Весь птичий мир Борька Рябов, по кличке Рябчик, делил пополам: в одной половине у него были дикие гуси, в другой – все остальные птицы, включая рябчиков, которых никогда не видел, но которым был обязан своей кличкой. Некоторых птиц бил из рогатки, вызывая ярость дворовых девчонок, открытое осуждение матери и зависть сверстников, поскольку рогатку имел первоклассную: из красной резины, выпрошенной у шофера грузовика, остановившегося напротив дома.
О существовании гусей он узнал не из сказки Андерсена. Так случилось, что в детстве ему было не до сказок: мать осталась одна, без мужа, а ртов четверо, и сказку вполне заменял простой и обильный обед, от которого приятно дулось пузо.
Семья Рябовых жила на Чистых прудах. И в то позднее осеннее утро тихая водная гладь впервые подернулась тонкой черной пленкой льда. Борька выскочил первым из дворовых попробовать, насколько крепка ледяная броня. Приятель, Вовик из семнадцатой квартиры, которому только что купили новые коньки, обещал поделиться, как только станет лед. И наверно, Борька ждал этот лед куда с большим нетерпением, чем Вовик: коньки лежали у хозяина, сверкающие, настоящие снегурки, а обещание дать попробовать покататься и ему, Рябчику, могло растаять, как дважды до полудня уже таял по закраинам пруда тонкий ледок.
Борька подбежал к берегу и, нагнувшись, поднял голыш. Пустил его, низко присев. Камень не ударил по льду, а как бы высек звон и, отрикошетив пару раз, заскользил к далекому противоположному берегу.
«Держится! А если в верхотуру попробовать? Да подальше!»
Борька поднял голыш покрупнее и кинул в небо. Камень долетел почти до середины пруда и, громко хлюпнув, пробил лед. В раннем утреннем воздухе хлопающий звук как бы воспарил к небу, туда, откуда упал голыш. Борьке почудилось, что звук этот, идущий теперь сверху, не только не заглох, но вырос, стал гуще и пронзительнее.
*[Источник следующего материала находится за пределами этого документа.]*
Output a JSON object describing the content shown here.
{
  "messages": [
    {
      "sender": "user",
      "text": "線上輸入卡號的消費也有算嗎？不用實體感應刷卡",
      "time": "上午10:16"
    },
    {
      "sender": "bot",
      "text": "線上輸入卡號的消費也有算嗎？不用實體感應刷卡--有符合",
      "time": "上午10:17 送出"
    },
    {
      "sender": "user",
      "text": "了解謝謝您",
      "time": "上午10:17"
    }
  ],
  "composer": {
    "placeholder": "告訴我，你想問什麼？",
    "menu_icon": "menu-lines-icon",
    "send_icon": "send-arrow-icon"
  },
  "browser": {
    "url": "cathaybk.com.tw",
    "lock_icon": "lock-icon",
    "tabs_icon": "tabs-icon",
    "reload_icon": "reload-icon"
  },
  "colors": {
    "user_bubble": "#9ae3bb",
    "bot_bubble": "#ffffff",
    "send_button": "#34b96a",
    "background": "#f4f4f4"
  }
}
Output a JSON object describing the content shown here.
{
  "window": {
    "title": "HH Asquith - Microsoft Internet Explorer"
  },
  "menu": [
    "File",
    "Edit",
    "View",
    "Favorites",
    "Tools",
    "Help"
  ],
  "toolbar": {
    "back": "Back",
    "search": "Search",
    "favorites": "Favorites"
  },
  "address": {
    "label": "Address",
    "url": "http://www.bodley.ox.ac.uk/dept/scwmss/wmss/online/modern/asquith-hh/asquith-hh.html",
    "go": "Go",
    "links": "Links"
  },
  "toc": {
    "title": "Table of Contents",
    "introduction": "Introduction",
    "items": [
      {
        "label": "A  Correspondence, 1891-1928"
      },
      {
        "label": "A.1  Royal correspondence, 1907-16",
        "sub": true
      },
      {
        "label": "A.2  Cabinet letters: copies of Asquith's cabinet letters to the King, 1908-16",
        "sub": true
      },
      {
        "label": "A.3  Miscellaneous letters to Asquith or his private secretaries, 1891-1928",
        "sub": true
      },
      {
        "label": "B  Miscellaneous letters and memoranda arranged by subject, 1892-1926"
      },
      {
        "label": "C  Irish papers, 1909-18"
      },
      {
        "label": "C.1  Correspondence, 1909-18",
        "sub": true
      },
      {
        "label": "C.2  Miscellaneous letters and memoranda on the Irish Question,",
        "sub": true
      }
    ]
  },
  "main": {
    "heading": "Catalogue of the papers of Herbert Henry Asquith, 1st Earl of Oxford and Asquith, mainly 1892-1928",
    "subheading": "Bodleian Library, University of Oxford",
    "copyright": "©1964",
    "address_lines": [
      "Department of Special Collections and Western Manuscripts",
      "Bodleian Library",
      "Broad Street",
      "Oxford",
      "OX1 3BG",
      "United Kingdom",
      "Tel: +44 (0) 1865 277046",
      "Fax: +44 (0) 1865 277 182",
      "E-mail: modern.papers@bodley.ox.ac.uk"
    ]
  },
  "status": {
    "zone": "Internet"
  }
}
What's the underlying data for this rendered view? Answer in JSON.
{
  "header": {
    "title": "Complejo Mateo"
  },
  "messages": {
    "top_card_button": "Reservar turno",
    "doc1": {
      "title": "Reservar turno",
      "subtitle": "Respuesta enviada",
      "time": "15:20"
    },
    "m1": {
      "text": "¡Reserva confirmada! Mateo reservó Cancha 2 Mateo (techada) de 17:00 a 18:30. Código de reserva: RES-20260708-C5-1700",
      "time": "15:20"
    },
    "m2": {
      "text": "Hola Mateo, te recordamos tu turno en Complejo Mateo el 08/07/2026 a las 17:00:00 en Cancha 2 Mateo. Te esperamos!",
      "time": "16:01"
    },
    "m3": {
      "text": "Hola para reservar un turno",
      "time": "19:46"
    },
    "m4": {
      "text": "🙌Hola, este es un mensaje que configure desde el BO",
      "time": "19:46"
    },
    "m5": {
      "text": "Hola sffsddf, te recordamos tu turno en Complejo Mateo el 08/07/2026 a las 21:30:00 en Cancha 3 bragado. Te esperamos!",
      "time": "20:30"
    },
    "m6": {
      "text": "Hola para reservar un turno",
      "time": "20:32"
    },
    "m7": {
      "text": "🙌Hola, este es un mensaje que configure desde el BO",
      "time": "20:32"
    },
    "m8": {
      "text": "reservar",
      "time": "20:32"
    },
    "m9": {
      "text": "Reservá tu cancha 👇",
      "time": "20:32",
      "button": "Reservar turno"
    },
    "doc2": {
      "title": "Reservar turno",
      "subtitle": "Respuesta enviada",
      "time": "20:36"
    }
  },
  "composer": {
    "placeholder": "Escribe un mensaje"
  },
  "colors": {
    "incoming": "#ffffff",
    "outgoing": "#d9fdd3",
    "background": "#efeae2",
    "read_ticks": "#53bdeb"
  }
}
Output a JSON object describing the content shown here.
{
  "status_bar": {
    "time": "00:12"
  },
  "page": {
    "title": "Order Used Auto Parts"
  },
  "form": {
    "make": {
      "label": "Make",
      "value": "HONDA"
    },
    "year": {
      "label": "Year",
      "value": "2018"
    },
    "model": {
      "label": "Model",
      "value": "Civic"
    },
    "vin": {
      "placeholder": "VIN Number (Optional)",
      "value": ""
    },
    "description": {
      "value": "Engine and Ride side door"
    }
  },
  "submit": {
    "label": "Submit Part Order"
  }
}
Он задрал голову и увидел в небе крупных птиц, какими они показались ему снизу. Стая летела вдоль бульвара, высоко и как будто медленно. Крик незнакомых птиц наполнял пустынный бульвар. Борьке стало вдруг так тоскливо-возвышенно. А впрочем, даже позднее, как бы живя с этим гусиным криком, несшимся из детства, он так и не мог точно определить чувство, охватившее его в тот момент. Каждый раз, когда вспоминал гортанные звуки, летевшие с неба, они невольно накладывались на события более поздние. И если в минуту откровенности он рассказывал кому-то о своем детстве, невольно подражал тем звукам, будто кричал он, а не гуси. И было в том крике все, что суждено ему было пережить потом: и вечный призыв куда-то, и неудовлетворенность, и тревожное предызвестие о потерях будущих, о потерях, которые его огорчат и о которых он так и не узнает.
Для людей пожилых тающие в предутренней мгле гусиные крики звучат сладчайше, как теплое, греющее сердце воспоминание. Для молодых в гоготе – провокационный призыв к нескончаемым приключениям в пространстве и времени, которые так мало подвластны человеку, стоящему на земле, и так естественны для птиц, несущихся в небе.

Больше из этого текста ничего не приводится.